The first mistake, the one that opened the whole floodgate, was losing my grip on the keys. In the excitement, leaping from the car with the gin in one hand and a roach clip in the other, I spilled them in the grass—in the dark, dank, mysterious nighttime grass of Greasy Lake. This was a tactical error, as damaging and irreversible in its way as Westmoreland’s decision to dig in at Khe Sanh. I felt it like a jab of intuition, and I stopped there by the open door, peering vaguely into the night that puddled up round my feet.

The second mistake—and this was inextricably bound up with the first—was in identifying the car as Tony Lovett’s. Even before the very bad character in greasy jeans and engineer boots ripped out of the driver’s door, I began to realize that this chrome blue was much lighter than the robin’s egg of Tony’s car and that Tony’s car didn’t have rear-mounted speakers. Judging from their expressions, Digby and Jeff were privately groping toward the same inevitable and unsettling conclusion that I was.

In any case, there was no reasoning with this bad greasy character—clearly he was a man of action. The first lusty Rockettes’ kick of his steel-toed boot caught me under the chin, chipped my favorite tooth and left me sprawled in the dirt. Like a fool, I’d gone down on one knee to comb the stiff hacked grass for the keys, my mind making connections in the most dragged-out, testudinal way, knowing that things had gone wrong, that I was in a lot of trouble, and that the lost ignition key was my grail and my salvation. The three or four succeeding blows were mainly absorbed by my right buttock and the tough piece of bone at the base of my spine.

Meanwhile, Digby vaulted the kissing bumpers and delivered a savage kung fu blow to the greasy character’s collarbone. Digby had just finished a course in martial arts for phys. ed. credit and had spent the better part of the past two nights telling us apocryphal tales of Bruce Lee types and of the raw power invested in lightning blows shot from coiled wrists, ankles and elbows. The greasy character was unimpressed. He merely backed off a step, his face like a Toltec mask, and laid Digby out with a single whistling roundhouse blow … but by now Jeff had got into the act, and I was beginning to extricate myself from the dirt, a tinny compound of shock, rage and impotence wadded in my throat.

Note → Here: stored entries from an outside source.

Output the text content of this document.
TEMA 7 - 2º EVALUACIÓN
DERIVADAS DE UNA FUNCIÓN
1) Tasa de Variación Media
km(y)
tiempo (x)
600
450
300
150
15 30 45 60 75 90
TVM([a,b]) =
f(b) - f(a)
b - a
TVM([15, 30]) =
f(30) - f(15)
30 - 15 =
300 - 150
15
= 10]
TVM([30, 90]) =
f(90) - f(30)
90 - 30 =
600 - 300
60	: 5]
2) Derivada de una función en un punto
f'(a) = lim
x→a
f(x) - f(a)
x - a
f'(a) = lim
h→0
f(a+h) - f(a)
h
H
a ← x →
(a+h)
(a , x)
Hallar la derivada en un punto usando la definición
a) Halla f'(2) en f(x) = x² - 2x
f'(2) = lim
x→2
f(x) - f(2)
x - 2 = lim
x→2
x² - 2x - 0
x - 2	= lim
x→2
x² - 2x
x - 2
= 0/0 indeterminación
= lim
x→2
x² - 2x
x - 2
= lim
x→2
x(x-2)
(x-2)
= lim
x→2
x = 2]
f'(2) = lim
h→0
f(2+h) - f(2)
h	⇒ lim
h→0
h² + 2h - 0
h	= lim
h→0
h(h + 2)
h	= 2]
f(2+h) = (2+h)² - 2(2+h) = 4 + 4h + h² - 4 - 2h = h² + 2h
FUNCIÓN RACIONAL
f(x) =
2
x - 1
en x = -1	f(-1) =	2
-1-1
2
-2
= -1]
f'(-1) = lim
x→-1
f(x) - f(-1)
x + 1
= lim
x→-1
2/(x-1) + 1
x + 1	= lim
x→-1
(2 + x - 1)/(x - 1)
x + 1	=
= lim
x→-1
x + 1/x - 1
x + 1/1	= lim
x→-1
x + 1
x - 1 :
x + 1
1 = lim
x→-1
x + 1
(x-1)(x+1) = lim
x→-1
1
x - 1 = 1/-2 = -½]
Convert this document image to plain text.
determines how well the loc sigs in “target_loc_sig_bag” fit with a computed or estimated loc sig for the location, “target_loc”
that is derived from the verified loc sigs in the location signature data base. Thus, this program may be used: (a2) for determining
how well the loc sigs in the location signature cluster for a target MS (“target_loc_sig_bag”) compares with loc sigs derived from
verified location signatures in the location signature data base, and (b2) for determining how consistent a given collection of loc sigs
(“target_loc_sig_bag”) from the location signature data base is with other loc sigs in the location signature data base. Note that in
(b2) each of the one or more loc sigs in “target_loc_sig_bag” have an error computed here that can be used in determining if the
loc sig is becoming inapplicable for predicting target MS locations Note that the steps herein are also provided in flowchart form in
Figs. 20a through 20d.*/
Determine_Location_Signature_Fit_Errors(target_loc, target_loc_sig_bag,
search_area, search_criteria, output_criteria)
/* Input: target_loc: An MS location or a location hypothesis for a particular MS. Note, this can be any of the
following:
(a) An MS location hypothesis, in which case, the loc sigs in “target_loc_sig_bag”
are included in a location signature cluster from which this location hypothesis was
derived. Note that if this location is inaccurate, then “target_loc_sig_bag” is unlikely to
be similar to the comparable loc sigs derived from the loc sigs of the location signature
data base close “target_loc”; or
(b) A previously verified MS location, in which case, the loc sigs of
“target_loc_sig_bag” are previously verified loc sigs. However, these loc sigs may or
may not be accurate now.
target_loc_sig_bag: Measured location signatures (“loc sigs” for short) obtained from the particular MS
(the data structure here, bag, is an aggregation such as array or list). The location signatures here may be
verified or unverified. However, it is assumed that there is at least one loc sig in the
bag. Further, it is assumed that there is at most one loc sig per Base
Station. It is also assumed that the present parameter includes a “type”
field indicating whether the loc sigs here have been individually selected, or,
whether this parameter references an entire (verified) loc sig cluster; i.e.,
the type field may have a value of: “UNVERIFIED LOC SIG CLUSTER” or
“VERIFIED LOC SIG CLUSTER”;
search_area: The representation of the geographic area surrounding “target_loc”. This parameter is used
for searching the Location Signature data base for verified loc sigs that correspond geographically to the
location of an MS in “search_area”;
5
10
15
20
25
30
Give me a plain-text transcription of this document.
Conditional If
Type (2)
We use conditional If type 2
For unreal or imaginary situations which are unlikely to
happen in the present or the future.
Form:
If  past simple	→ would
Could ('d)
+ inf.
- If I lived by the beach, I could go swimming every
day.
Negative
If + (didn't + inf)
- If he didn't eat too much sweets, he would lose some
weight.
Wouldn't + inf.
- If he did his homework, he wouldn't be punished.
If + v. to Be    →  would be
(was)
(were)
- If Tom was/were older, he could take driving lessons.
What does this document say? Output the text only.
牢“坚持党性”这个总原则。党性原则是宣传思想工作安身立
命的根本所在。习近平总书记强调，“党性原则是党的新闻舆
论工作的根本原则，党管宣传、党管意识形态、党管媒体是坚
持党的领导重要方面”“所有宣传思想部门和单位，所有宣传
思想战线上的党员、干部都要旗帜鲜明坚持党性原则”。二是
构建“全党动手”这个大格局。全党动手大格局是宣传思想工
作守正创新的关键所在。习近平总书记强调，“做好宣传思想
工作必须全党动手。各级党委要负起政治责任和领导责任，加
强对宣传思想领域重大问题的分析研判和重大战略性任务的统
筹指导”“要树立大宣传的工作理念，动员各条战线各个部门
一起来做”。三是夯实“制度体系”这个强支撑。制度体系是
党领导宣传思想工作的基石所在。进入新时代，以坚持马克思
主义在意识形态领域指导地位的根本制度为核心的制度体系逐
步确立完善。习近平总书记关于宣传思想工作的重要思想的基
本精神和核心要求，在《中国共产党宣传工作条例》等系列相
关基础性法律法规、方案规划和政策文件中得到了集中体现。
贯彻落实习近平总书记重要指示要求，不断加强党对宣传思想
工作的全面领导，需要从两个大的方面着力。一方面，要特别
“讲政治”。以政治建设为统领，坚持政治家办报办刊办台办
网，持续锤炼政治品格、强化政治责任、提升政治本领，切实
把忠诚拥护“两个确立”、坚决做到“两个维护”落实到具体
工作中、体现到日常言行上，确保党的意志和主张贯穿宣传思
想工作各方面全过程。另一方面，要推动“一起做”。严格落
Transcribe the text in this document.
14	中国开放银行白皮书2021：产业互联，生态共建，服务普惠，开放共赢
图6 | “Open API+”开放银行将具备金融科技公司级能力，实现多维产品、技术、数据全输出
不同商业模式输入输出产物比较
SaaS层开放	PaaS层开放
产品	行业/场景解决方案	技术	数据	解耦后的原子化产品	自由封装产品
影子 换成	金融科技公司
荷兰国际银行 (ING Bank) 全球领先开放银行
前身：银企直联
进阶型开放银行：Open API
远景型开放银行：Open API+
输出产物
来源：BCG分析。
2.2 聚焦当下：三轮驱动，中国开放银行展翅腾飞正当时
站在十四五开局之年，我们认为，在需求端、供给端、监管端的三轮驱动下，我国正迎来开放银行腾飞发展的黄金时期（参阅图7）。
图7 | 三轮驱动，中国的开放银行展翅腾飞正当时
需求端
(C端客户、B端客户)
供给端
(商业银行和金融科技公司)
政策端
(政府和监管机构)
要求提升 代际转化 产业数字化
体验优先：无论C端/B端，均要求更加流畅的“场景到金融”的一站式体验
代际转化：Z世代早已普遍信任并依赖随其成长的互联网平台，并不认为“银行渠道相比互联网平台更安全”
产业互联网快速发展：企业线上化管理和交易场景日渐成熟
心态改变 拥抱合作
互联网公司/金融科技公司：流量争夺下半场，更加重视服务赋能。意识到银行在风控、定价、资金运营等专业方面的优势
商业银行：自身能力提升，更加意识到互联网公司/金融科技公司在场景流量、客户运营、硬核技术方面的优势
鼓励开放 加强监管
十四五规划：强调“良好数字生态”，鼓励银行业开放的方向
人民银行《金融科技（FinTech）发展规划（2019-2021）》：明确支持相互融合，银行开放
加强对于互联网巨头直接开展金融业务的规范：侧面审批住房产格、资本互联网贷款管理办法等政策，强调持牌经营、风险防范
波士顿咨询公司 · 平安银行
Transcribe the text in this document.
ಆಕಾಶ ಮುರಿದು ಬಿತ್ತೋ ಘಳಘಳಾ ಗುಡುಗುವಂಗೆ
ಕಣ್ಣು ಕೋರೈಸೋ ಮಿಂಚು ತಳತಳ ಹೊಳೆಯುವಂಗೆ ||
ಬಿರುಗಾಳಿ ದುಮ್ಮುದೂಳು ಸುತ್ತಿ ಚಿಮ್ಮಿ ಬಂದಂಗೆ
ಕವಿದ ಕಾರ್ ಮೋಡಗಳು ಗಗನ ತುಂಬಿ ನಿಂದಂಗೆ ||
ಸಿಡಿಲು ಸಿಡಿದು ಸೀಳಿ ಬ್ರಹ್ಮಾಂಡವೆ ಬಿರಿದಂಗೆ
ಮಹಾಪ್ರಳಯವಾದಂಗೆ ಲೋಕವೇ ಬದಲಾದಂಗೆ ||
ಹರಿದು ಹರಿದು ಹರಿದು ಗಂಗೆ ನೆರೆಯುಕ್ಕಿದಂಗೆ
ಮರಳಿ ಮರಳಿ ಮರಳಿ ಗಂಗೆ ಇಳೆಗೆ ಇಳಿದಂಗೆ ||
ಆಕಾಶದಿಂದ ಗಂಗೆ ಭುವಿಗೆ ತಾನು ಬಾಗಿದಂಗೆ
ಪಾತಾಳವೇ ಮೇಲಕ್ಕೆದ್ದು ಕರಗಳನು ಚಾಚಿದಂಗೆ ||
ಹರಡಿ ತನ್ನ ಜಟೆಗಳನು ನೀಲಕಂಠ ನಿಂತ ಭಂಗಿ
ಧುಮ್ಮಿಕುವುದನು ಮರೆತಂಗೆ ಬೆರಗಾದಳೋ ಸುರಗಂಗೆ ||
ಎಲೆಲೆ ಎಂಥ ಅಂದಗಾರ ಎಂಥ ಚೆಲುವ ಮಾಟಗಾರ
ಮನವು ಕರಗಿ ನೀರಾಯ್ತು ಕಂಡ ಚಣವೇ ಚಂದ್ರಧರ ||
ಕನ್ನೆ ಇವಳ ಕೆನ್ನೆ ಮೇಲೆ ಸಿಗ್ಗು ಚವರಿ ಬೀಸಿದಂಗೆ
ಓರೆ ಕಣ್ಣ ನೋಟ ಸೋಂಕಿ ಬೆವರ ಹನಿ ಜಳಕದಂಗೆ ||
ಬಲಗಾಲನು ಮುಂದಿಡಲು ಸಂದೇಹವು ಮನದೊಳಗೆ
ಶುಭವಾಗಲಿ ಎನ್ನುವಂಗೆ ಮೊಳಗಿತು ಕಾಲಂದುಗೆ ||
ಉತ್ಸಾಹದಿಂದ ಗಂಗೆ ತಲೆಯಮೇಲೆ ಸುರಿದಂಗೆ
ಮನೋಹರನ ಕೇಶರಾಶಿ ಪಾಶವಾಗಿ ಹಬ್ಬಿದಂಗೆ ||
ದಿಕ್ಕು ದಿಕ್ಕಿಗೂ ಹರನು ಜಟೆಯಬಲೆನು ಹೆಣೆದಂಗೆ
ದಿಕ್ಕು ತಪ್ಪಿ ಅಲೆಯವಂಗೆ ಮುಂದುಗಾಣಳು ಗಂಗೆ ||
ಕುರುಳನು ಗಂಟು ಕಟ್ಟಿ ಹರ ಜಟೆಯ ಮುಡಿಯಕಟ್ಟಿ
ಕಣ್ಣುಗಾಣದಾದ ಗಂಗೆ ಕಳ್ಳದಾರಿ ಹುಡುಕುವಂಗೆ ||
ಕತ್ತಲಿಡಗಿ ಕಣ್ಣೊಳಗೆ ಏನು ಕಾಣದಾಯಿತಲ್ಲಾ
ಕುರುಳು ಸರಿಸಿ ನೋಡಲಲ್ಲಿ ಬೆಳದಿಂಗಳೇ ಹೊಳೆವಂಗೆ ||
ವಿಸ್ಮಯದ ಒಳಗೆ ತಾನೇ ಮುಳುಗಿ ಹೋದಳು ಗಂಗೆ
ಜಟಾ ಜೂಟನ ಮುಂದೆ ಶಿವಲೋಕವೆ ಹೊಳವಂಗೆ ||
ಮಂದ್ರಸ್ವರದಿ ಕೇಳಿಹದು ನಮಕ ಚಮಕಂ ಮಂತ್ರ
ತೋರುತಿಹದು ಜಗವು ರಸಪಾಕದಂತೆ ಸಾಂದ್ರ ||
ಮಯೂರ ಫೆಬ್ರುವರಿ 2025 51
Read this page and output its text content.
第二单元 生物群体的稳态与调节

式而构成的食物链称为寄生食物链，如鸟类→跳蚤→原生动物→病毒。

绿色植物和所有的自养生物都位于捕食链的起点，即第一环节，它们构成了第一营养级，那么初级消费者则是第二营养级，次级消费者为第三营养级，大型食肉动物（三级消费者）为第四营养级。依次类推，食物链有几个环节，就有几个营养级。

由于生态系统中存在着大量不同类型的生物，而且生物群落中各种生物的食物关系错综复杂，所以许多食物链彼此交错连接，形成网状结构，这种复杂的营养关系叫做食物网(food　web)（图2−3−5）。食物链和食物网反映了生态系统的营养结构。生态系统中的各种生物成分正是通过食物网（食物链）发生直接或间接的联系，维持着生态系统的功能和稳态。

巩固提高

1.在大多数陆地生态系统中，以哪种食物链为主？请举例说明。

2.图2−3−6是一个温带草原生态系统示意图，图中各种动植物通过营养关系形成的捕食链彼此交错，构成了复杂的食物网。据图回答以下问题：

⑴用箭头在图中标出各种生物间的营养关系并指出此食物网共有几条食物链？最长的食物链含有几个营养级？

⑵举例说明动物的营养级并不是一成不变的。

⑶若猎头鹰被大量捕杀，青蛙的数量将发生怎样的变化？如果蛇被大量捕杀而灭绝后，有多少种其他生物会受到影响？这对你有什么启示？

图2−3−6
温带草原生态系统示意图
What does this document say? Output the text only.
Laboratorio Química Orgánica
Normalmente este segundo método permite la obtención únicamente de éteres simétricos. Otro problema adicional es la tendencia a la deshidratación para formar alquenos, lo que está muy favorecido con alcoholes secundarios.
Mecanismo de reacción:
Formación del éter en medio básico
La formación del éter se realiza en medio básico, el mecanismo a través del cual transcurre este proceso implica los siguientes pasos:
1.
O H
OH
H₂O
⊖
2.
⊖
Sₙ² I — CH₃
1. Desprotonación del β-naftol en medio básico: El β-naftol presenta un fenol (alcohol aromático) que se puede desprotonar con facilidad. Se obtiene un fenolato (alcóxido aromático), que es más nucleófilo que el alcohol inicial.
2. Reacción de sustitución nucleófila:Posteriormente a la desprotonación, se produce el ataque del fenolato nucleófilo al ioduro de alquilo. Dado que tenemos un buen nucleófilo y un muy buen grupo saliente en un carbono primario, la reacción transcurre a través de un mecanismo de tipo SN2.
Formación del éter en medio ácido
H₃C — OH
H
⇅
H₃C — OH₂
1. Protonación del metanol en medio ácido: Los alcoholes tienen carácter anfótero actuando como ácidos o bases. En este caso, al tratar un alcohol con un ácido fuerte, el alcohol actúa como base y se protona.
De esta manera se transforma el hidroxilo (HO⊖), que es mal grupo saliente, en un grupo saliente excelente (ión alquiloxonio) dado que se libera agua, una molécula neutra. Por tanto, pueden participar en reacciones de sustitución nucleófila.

Jeff was on the guy’s back, biting at his ear. Digby was on the ground, cursing. I went for the tire iron I kept under the driver’s seat. I kept it there because bad characters always keep tire irons under the driver’s seat, for just such an occasion as this. Never mind that I hadn’t been involved in a fight since sixth grade when a kid with a sleepy eye and two streams of mucus depending from his nostrils hit me in the knee with a Louisville slugger, never mind that I’d touched the tire iron exactly twice before, to change tires: it was there. And I went for it.